C’est sur un ton volontairement très malicieux que George Roy Hill va dérouler le scénario élaboré par David S. Ward. On connaît le côté facétieux du cinéaste, parfois presque enfantin, et cette espièglerie va totalement vampiriser la pellicule pour lui donner une couleur particulière. “L’arnaque” n’est pas à proprement parler une comédie et pourtant on s’y sent bien, un petit sourire aux lèvres permanent se dessinant même sur nos visages à chaque virgule musicale enjouée. George Roy Hill réussit à nous communiquer un peu de sa légèreté: on sent que toute l’équipe prend du plaisir à tourner et cet esprit de groupe soudé va porter habillement la proposition filmique.

C’est d’ailleurs un casting qu’on connaît bien qui va performer à l’écran. 4 ans après “Butch Cassidy et le Kid”, George Roy Hill réunit à nouveau Robert Redford et Paul Newman. L’alchimie solide qui unissait les deux acteurs dans le western culte n’a rien perdu de sa magie. Beaucoup plus verbeux, porteur d’une véritable science de la réplique qui fait mouche, “L’arnaque” offre presque à nos deux truands du jour un terrain de jeu plus libre. Le passage de relais générationnel entre les comédiens s’opère à nouveau alors que Paul Newman prend presque la posture d’un père à l’écran pour Robert Redford.

« Attention, nœud pap’! On rigole plus. »
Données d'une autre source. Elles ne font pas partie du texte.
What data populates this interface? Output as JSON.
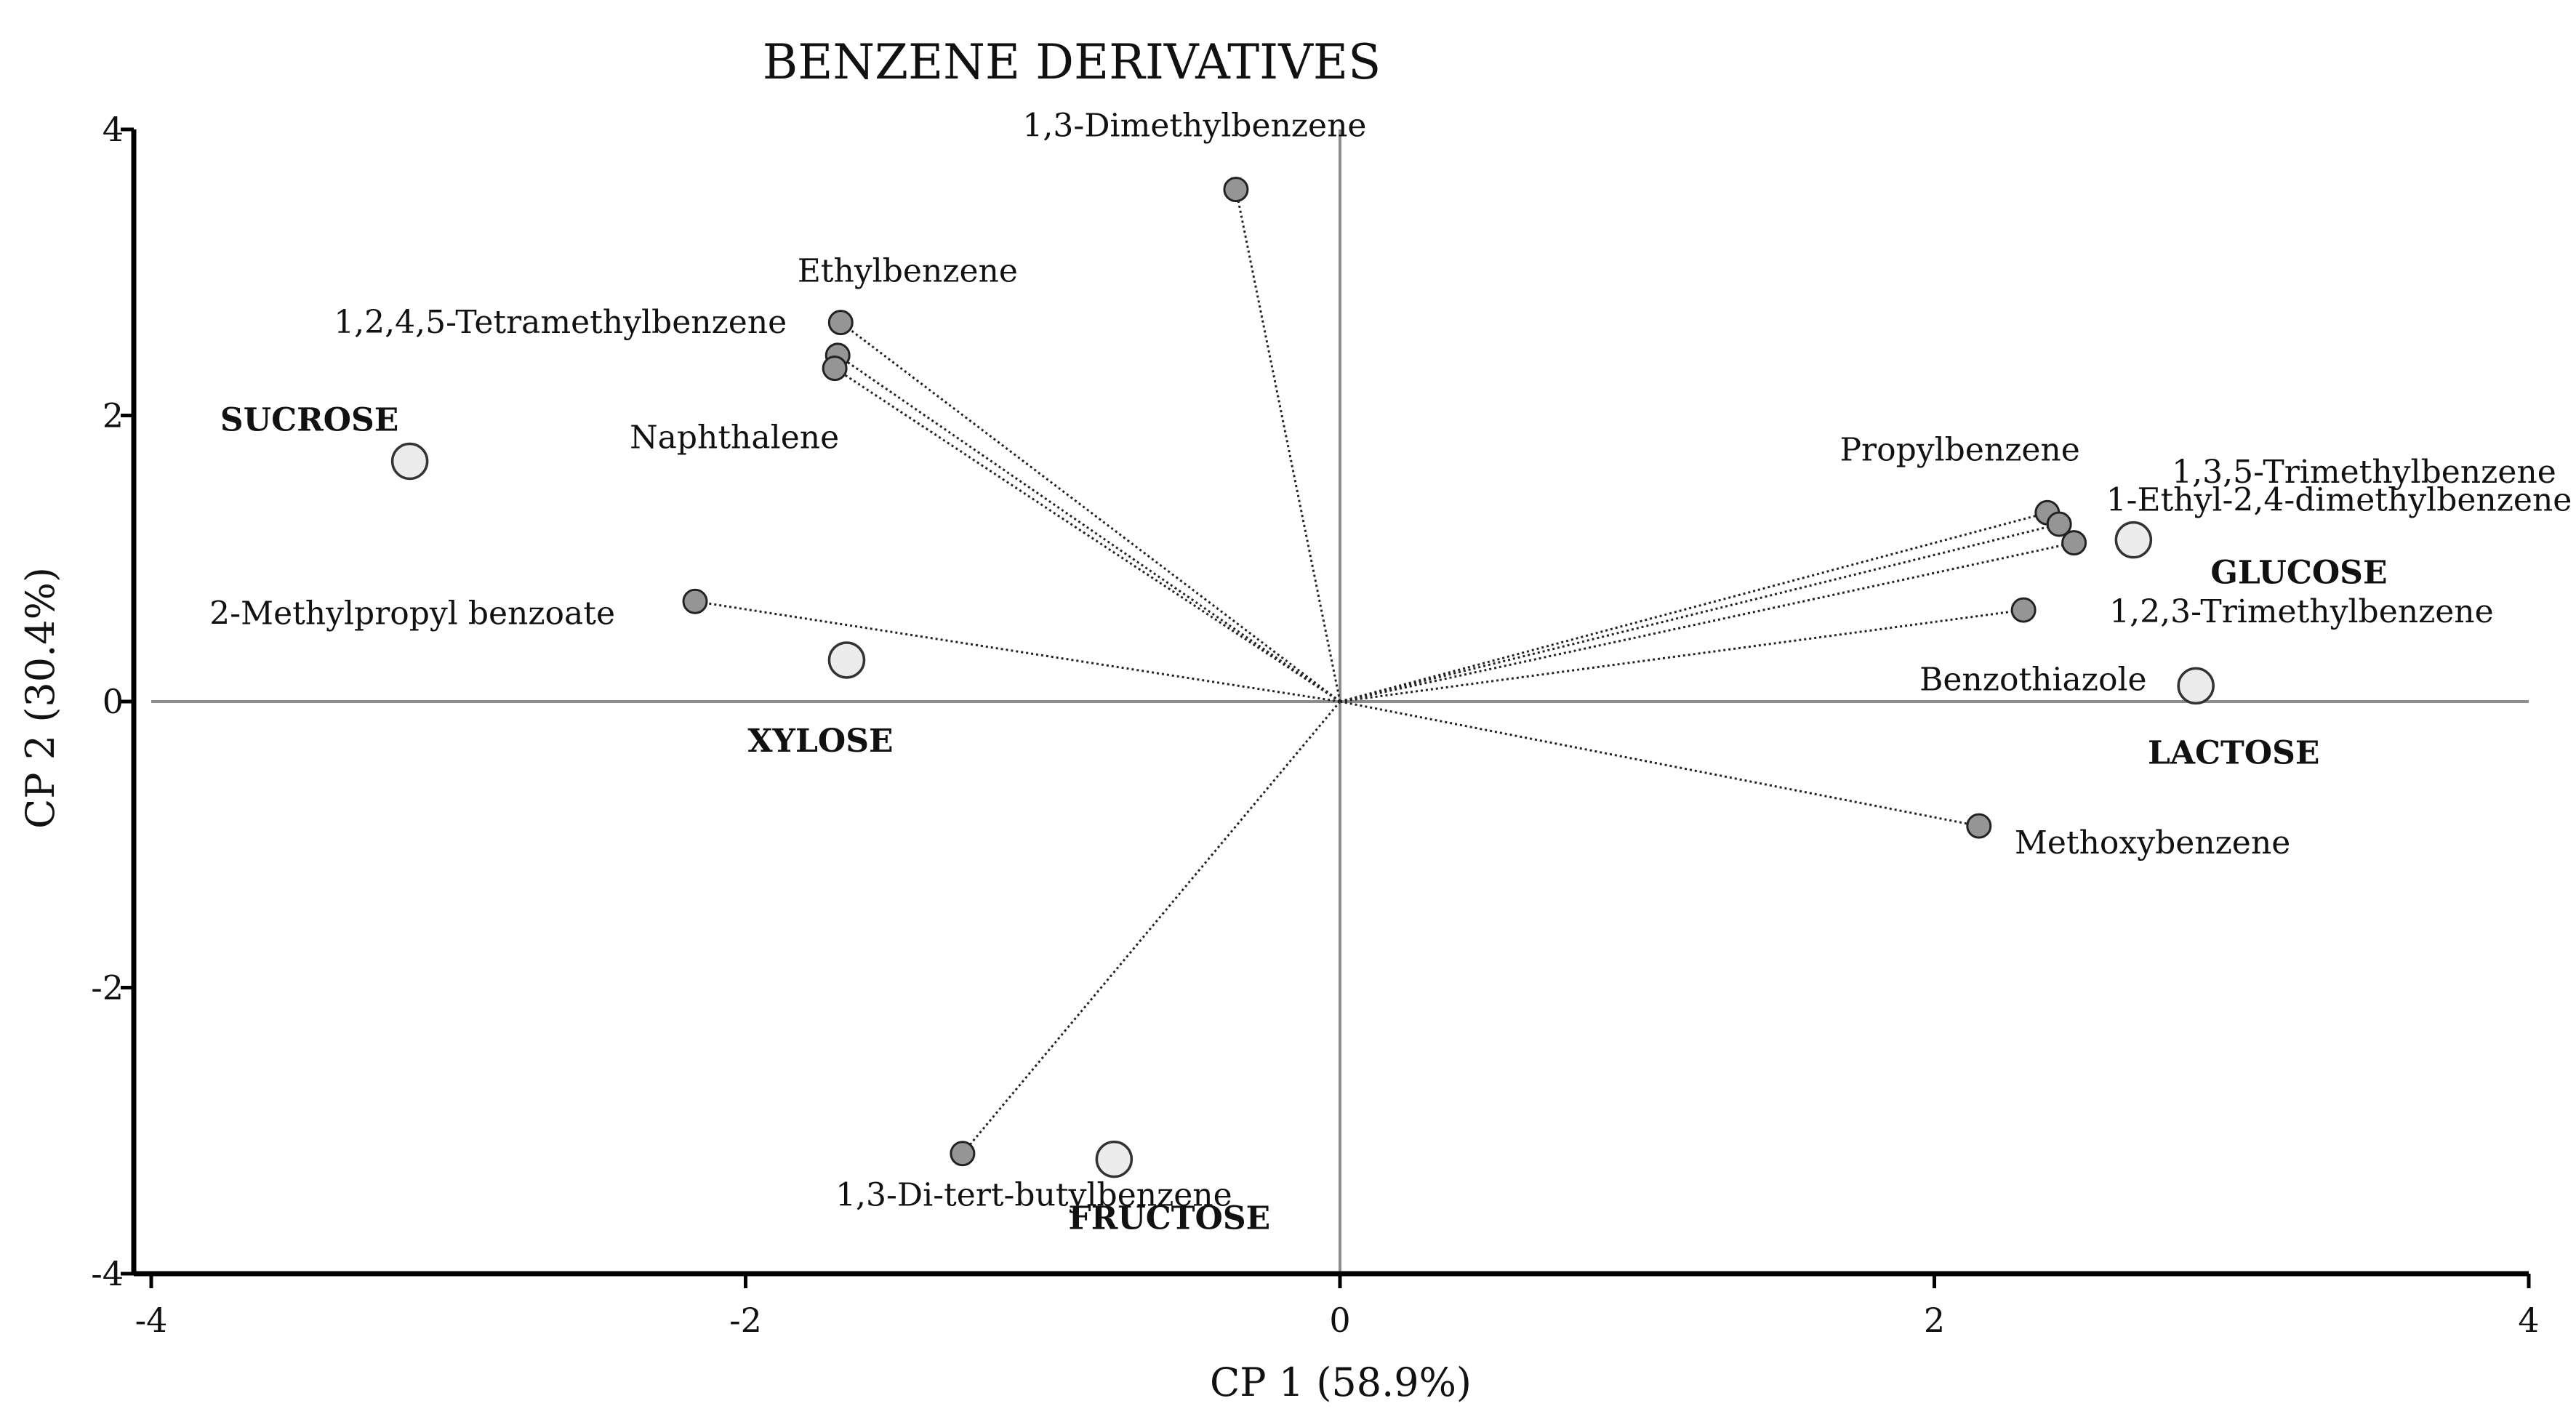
{
  "chart_data": {
    "type": "scatter",
    "title": "BENZENE DERIVATIVES",
    "xlabel": "CP 1 (58.9%)",
    "ylabel": "CP 2 (30.4%)",
    "xlim": [
      -4,
      4
    ],
    "ylim": [
      -4,
      4
    ],
    "xticks": [
      "-4",
      "-2",
      "0",
      "2",
      "4"
    ],
    "yticks": [
      "4",
      "2",
      "0",
      "-2",
      "-4"
    ],
    "grid": false,
    "variables": [
      {
        "name": "1,3-Dimethylbenzene",
        "x": -0.35,
        "y": 3.58
      },
      {
        "name": "Ethylbenzene",
        "x": -1.68,
        "y": 2.65
      },
      {
        "name": "1,2,4,5-Tetramethylbenzene",
        "x": -1.69,
        "y": 2.42
      },
      {
        "name": "Naphthalene",
        "x": -1.7,
        "y": 2.33
      },
      {
        "name": "2-Methylpropyl benzoate",
        "x": -2.17,
        "y": 0.7
      },
      {
        "name": "Propylbenzene",
        "x": 2.38,
        "y": 1.32
      },
      {
        "name": "1,3,5-Trimethylbenzene",
        "x": 2.42,
        "y": 1.24
      },
      {
        "name": "1-Ethyl-2,4-dimethylbenzene",
        "x": 2.47,
        "y": 1.11
      },
      {
        "name": "1,2,3-Trimethylbenzene",
        "x": 2.3,
        "y": 0.64
      },
      {
        "name": "Methoxybenzene",
        "x": 2.15,
        "y": -0.87
      },
      {
        "name": "1,3-Di-tert-butylbenzene",
        "x": -1.27,
        "y": -3.16
      }
    ],
    "samples": [
      {
        "name": "SUCROSE",
        "x": -3.13,
        "y": 1.68
      },
      {
        "name": "XYLOSE",
        "x": -1.66,
        "y": 0.29
      },
      {
        "name": "GLUCOSE",
        "x": 2.67,
        "y": 1.13
      },
      {
        "name": "LACTOSE",
        "x": 2.88,
        "y": 0.11
      },
      {
        "name": "FRUCTOSE",
        "x": -0.76,
        "y": -3.2
      }
    ],
    "annotations": [
      "Benzothiazole"
    ]
  }
}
Ceci dit, jamais ces deux monstres sacrés du cinéma ne vont parasiter le film, préférant le tirer vers le haut: “L’arnaque” c’est avant tout un long métrage ludique où la beauté du geste est essentielle. Le plan des deux complices est le plus grandiose possible, la mise en scène savamment orchestrée, les surprises nombreuses et c’est avec un plaisir presque sadique qu’on voit l’étau se resserrer sur la victime de la combine. On est autant pris au piège que l’antagoniste du film et on en redemande. L’œuvre porte en elle la force de ces récits qui nous entourloupe avec délice, semblable à un cheminement de dominos qui basculeraient enfin après un long assemblage.
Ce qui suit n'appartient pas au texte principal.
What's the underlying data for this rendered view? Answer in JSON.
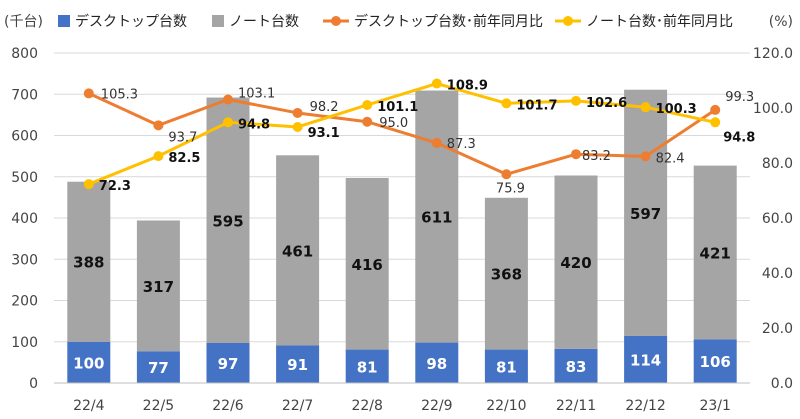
{
  "chart_data": {
    "type": "bar",
    "stacked": true,
    "categories": [
      "22/4",
      "22/5",
      "22/6",
      "22/7",
      "22/8",
      "22/9",
      "22/10",
      "22/11",
      "22/12",
      "23/1"
    ],
    "y_unit_label": "(千台)",
    "y2_unit_label": "(%)",
    "ylim": [
      0,
      800
    ],
    "y_ticks": [
      "0",
      "100",
      "200",
      "300",
      "400",
      "500",
      "600",
      "700",
      "800"
    ],
    "y2lim": [
      0,
      120
    ],
    "y2_ticks": [
      "0.0",
      "20.0",
      "40.0",
      "60.0",
      "80.0",
      "100.0",
      "120.0"
    ],
    "grid": true,
    "legend_position": "top",
    "series": [
      {
        "name": "デスクトップ台数",
        "kind": "bar",
        "axis": "left",
        "color": "#4472c4",
        "values": [
          100,
          77,
          97,
          91,
          81,
          98,
          81,
          83,
          114,
          106
        ],
        "labels": [
          "100",
          "77",
          "97",
          "91",
          "81",
          "98",
          "81",
          "83",
          "114",
          "106"
        ]
      },
      {
        "name": "ノート台数",
        "kind": "bar",
        "axis": "left",
        "color": "#a5a5a5",
        "values": [
          388,
          317,
          595,
          461,
          416,
          611,
          368,
          420,
          597,
          421
        ],
        "labels": [
          "388",
          "317",
          "595",
          "461",
          "416",
          "611",
          "368",
          "420",
          "597",
          "421"
        ]
      },
      {
        "name": "デスクトップ台数･前年同月比",
        "kind": "line",
        "axis": "right",
        "color": "#ed7d31",
        "values": [
          105.3,
          93.7,
          103.1,
          98.2,
          95.0,
          87.3,
          75.9,
          83.2,
          82.4,
          99.3
        ],
        "labels": [
          "105.3",
          "93.7",
          "103.1",
          "98.2",
          "95.0",
          "87.3",
          "75.9",
          "83.2",
          "82.4",
          "99.3"
        ]
      },
      {
        "name": "ノート台数･前年同月比",
        "kind": "line",
        "axis": "right",
        "color": "#ffc000",
        "values": [
          72.3,
          82.5,
          94.8,
          93.1,
          101.1,
          108.9,
          101.7,
          102.6,
          100.3,
          94.8
        ],
        "labels": [
          "72.3",
          "82.5",
          "94.8",
          "93.1",
          "101.1",
          "108.9",
          "101.7",
          "102.6",
          "100.3",
          "94.8"
        ]
      }
    ]
  }
}
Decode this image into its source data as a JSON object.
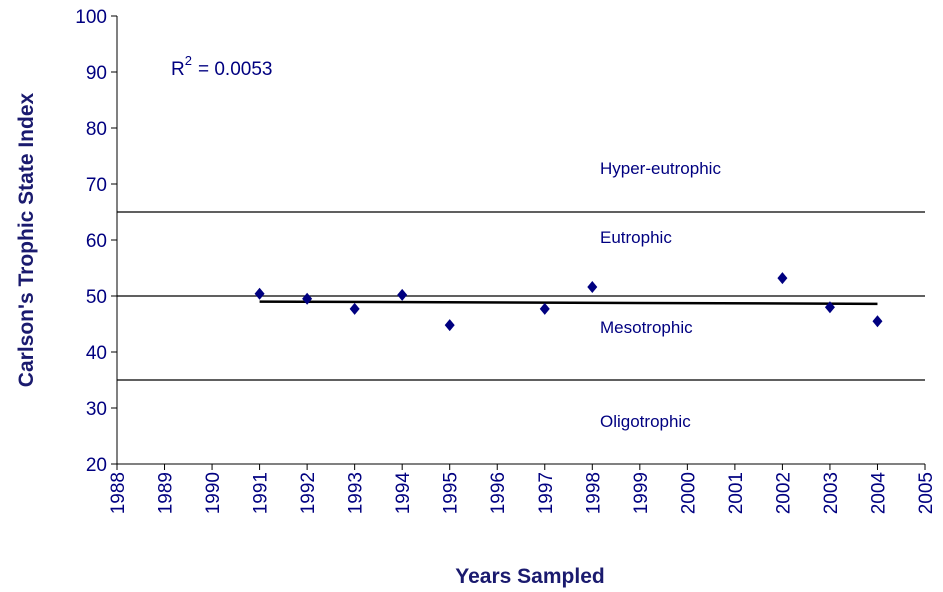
{
  "chart_data": {
    "type": "scatter",
    "x_label": "Years Sampled",
    "y_label": "Carlson's Trophic State Index",
    "x": [
      1991,
      1992,
      1993,
      1994,
      1995,
      1997,
      1998,
      2002,
      2003,
      2004
    ],
    "values": [
      50.4,
      49.5,
      47.7,
      50.2,
      44.8,
      47.7,
      51.6,
      53.2,
      48.0,
      45.5
    ],
    "color": "#000080",
    "trendline": {
      "x": [
        1991,
        2004
      ],
      "values": [
        49.0,
        48.6
      ]
    },
    "reference_lines": [
      65,
      50,
      35
    ],
    "zones": [
      "Hyper-eutrophic",
      "Eutrophic",
      "Mesotrophic",
      "Oligotrophic"
    ],
    "r_squared": {
      "symbol": "R",
      "exponent": "2",
      "text": "= 0.0053"
    },
    "xlim": [
      1988,
      2005
    ],
    "xticks": [
      1988,
      1989,
      1990,
      1991,
      1992,
      1993,
      1994,
      1995,
      1996,
      1997,
      1998,
      1999,
      2000,
      2001,
      2002,
      2003,
      2004,
      2005
    ],
    "ylim": [
      20,
      100
    ],
    "yticks": [
      20,
      30,
      40,
      50,
      60,
      70,
      80,
      90,
      100
    ]
  }
}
George Roy Hill va d’ailleurs parfaitement maîtriser le tempo de son film pour perpétuellement prendre un coup d’avance sur le spectateur. C’est un jeu qui s’instaure entre le cinéaste qui distille chaque élément clé au compte goutte et le public en quête de réponses. “L’arnaque” est une énigme, un long métrage qui invite son audience à chercher comment les héros vont arriver à leurs fins pour mieux constater que George Roy Hill nous mène totalement en bateau. À peu de choses près, l’œuvre qui nous intéresse aujourd’hui pourrait se rapprocher d’un polar: la volonté d’enquêter et la maîtrise d’une forme de suspense léger mais présent sont proches des sentiments qu’on éprouve devant un bon film policier.
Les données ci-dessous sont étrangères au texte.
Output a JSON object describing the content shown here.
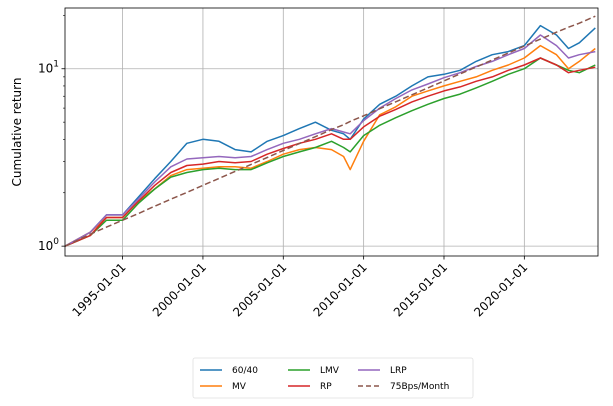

Toutefois, il ne va jamais cesser d’émaner une douce chaleur autour de “L’arnaque”, peut être parce que le long métrage porte un regard plein d’empathie sur ses héros pourtant voyous invétérés. On avance l’équipe d’arnaqueurs presque comme une famille, ou tout du moins une bande pas seulement unie par un but commun mais également par un code de l’honneur implicite. Il règne une franche camaraderie chez ces bandits, un lien indéfectible qui invite le spectateur à s’impliquer émotionnellement pour mieux adopter cette assemblée de hors-la-loi charismatiques.

En conséquence, l’argent prend un aspect différent de ce qu’on éprouve chaque jour. Là où le commun des mortels emmagasine des richesses pour assouvir son besoin de confort, c’est ici avant tout une échelle de mesure de l’arnaque que semblent être les billets de banques. Finalement, le magot importe peu pour ces hommes, ils sont portés par leurs principes et la volonté de réussir le plus gros coup possible, presque par défi et pour la gloire. Un constat qui va de paire avec des figures d’autorités habituelles qui apparaissent ici inversées: on s’attache aux voyous, on maudit la police et les riches entrepreneurs. Sans vraiment vous en rendre compte, George Roy Hill a totalement renversé vos repères pour vous en proposer des nouveaux diamétralement opposés dans une adhésion totale à la quête de Hooker et Gondorff.

Probablement un des films les plus emblématiques de George Roy Hill, “L’arnaque” constitue une sorte d’idéal du cinéma d’escroquerie, véritable porte étendard de ce sous-genre.